Potensi Pengembangan Desa Wisata Terintegrasi Di Kabupaten Lombok Timur

Oleh : Herman Rakha *
Kegagalan Desa Tete Batu menjadi salah satu Desa Wisata terbaik dunia (UNWTO), sejatinya bukan hanya sebagai bahan introspeksi saja namun, pengalaman kegagalan tersebut harus diselami sekaligus menjadi tanggung jawab moral semua pihak agar animo menggali serta mengembangan destinasi wisata sebagai wujud aktivitas ekonomi kreatif di Kabupaten Lombok Timur dapat terus berjalan.
Tidak bisa dipungkiri bahwa dalam beberapa tahun ini pemerintah daerah Lombok Timur sangat bersemangat untuk mengembangkan destinasi pariwisata perdesaan. Dinas Pariwisata (Dispar) Kabupaten Lombok Timur menyebutkan dalam rentang 3 tahun (2018-2021) telah meresmikan 91 desa menjadi desa wisata. Pengembangan destinasi desa wisata seolah telah menjadi “primadona”pengembangan pariwisata di Lombok Timur. Bahkan, di dalam satu wilayah kecamatan terdapat  lebih dari 5 desa wisata.

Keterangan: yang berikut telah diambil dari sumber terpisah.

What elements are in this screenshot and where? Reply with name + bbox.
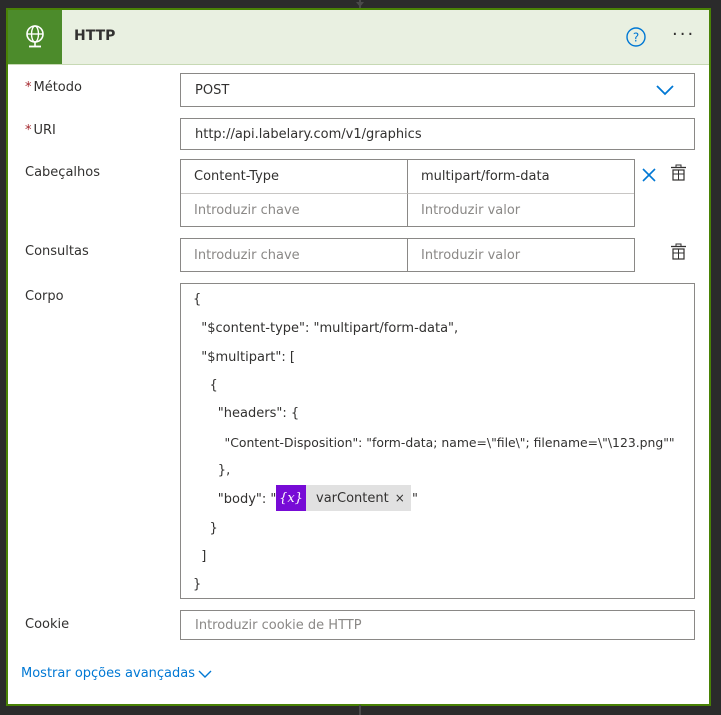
cookie-label: Cookie <box>25 617 70 632</box>
uri-input[interactable]: http://api.labelary.com/v1/graphics <box>180 118 695 150</box>
cookie-input[interactable]: Introduzir cookie de HTTP <box>180 610 695 640</box>
required-mark: * <box>25 123 32 138</box>
body-line: "body": " <box>193 492 277 507</box>
body-line-tail: " <box>412 492 418 507</box>
body-line: } <box>193 577 202 592</box>
chevron-down-icon[interactable] <box>198 669 212 679</box>
body-line: "$content-type": "multipart/form-data", <box>193 321 459 336</box>
dynamic-content-token[interactable]: {x} varContent × <box>276 485 411 511</box>
headers-label: Cabeçalhos <box>25 165 100 180</box>
cookie-placeholder: Introduzir cookie de HTTP <box>195 618 362 633</box>
header-value-placeholder: Introduzir valor <box>421 203 521 218</box>
close-icon[interactable] <box>641 167 657 183</box>
delete-table-icon[interactable] <box>670 243 688 261</box>
header-key-input[interactable]: Content-Type <box>181 160 408 194</box>
queries-table: Introduzir chave Introduzir valor <box>180 238 635 272</box>
header-value-value: multipart/form-data <box>421 169 550 184</box>
uri-label-text: URI <box>33 123 56 138</box>
delete-table-icon[interactable] <box>670 164 688 182</box>
chevron-down-icon <box>656 85 674 96</box>
body-line: "Content-Disposition": "form-data; name=… <box>193 435 675 450</box>
uri-label: * URI <box>25 123 56 138</box>
required-mark: * <box>25 80 32 95</box>
help-icon[interactable]: ? <box>625 26 647 48</box>
method-select[interactable]: POST <box>180 73 695 107</box>
body-line: "headers": { <box>193 406 300 421</box>
method-label: * Método <box>25 80 82 95</box>
uri-value: http://api.labelary.com/v1/graphics <box>195 127 422 142</box>
body-line: ] <box>193 549 207 564</box>
method-label-text: Método <box>33 80 82 95</box>
body-editor[interactable]: { "$content-type": "multipart/form-data"… <box>180 283 695 599</box>
svg-text:?: ? <box>633 31 639 45</box>
show-advanced-options-link[interactable]: Mostrar opções avançadas <box>21 666 195 681</box>
token-remove-icon[interactable]: × <box>395 491 411 505</box>
variable-icon: {x} <box>276 485 306 511</box>
header-new-value-input[interactable]: Introduzir valor <box>408 194 634 226</box>
flow-connector-top <box>356 0 364 8</box>
header-value-input[interactable]: multipart/form-data <box>408 160 634 194</box>
header-new-key-input[interactable]: Introduzir chave <box>181 194 408 226</box>
header-key-placeholder: Introduzir chave <box>194 203 300 218</box>
query-value-input[interactable]: Introduzir valor <box>408 239 634 271</box>
body-line: "$multipart": [ <box>193 350 295 365</box>
body-line: { <box>193 292 202 307</box>
body-label: Corpo <box>25 289 64 304</box>
body-line: }, <box>193 463 231 478</box>
method-value: POST <box>195 83 230 98</box>
more-options-icon[interactable]: ··· <box>672 24 695 46</box>
query-value-placeholder: Introduzir valor <box>421 248 521 263</box>
queries-label: Consultas <box>25 244 89 259</box>
card-header[interactable]: HTTP ? ··· <box>8 10 709 65</box>
query-key-input[interactable]: Introduzir chave <box>181 239 408 271</box>
globe-icon <box>8 10 62 64</box>
header-key-value: Content-Type <box>194 169 280 184</box>
flow-connector-bottom <box>359 705 361 715</box>
body-line: { <box>193 378 218 393</box>
token-label: varContent <box>316 490 389 506</box>
card-title: HTTP <box>74 28 116 44</box>
body-line: } <box>193 521 218 536</box>
headers-table: Content-Type multipart/form-data Introdu… <box>180 159 635 227</box>
query-key-placeholder: Introduzir chave <box>194 248 300 263</box>
http-action-card: HTTP ? ··· * Método POST * URI http://api.… <box>6 8 711 706</box>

Namun, dengan jumlah desa wisata tersebut, pemerintah daerah seolah “lupa” bahwa akan terdapat kecenderungan duplikasi model serta kurangnya diferensiasi produk dari desa-desa wisata yang ada tersebut. Kecenderungan ini akan berdampak terhadap pengulangan produk yang diciptakan oleh desa wisata yang sudah berjalan. Salah satu contohnya adalah, banyak para pengelola desa wisata di daerah ini yang merasa memiliki potensi keindahan panorama bentang alam, kemudian berlomba-lomba untuk membuat spot-spot berswafoto atau selfie. Bahkan, tidak menutup kemungkinan, terdapat desa-desa wisata yang ada di Lombok Timur menduplikasi desa-desa wisata dari luar daerah lainnya di Indonesia. Wallahu a’lam bissawafBagi Lombok Research Center (LRC), “prestasi” mengembangan wisata perdesaan bukan dinilai berdasarkan banyaknya jumlah desa wisata yang ada, melainkan bagaimana dengan jumlah desa wisata yang sedikit namun didalam pengembangannya dapat dilakukan dengan terarah dan terukur. Untuk itu, LRC menganggap bahwa kurang terlalu menguntungkan jika dalam satu wilayah administrasi kecamatan terdapat lebih dari 5 desa wisata. Hal ini didasarkan pada upaya promosi yang dilakukan masih bersifat parsial antar desa-desa wisata tersebut sehingga, tidak banyak membantu didalam upaya mendorong seluruh potensi desa yang dimiliki. Dalam satu kesatuan yang terintegrasikan, seluruh potensi yang ada dapat dipromosikan bersama dan diarahkan sesuai potensi yang ada pada masing-masing desa. Dengan demikian akan banyak anggota masyarakat yang bisa merasakan dampak positif dari adanya konsep desa wisata.
Pentingnya mengembangkan desa wisata terintegrasi di Lombok Timur adalah sebagai upaya mitigasi terhadap timbulnya persaingan antar desa wisata satu dengan desa wisata lainnya. Persaingan yang terjadi akan sangat terasa bagi desa wisata dengan kategori desa wisata rintisan, artinya yang baru memulai mengembangkan potensi wisata di desanya. Apabila semua ini menjadi kenyataan maka, salah satu kriteria penilaian desa wisata oleh UNWTO yaitu Potensi dan pengembangan rantai nilai pariwisata yang terintegrasi tidak dapat tercapai.
Akhirnya, LRC berharap pemerintah daerah Kabupaten Lombok Timur didalam kebijakannya pada pengembangan pariwisata mampu berinovasi dan berkreativitas, terutama terhadap upaya-upaya promosi dan membangun jaringan demi kemajuan pariwisata Lombok Timur. Keberadaan 91 desa wisata yang telah ada merupakan suatu potensi dan peluang pengembangan pariwisata di Lombok Timur dan dapat menjadi nilai plus pembangunan pariwisata di seluruh wilayah Provinsi NTB.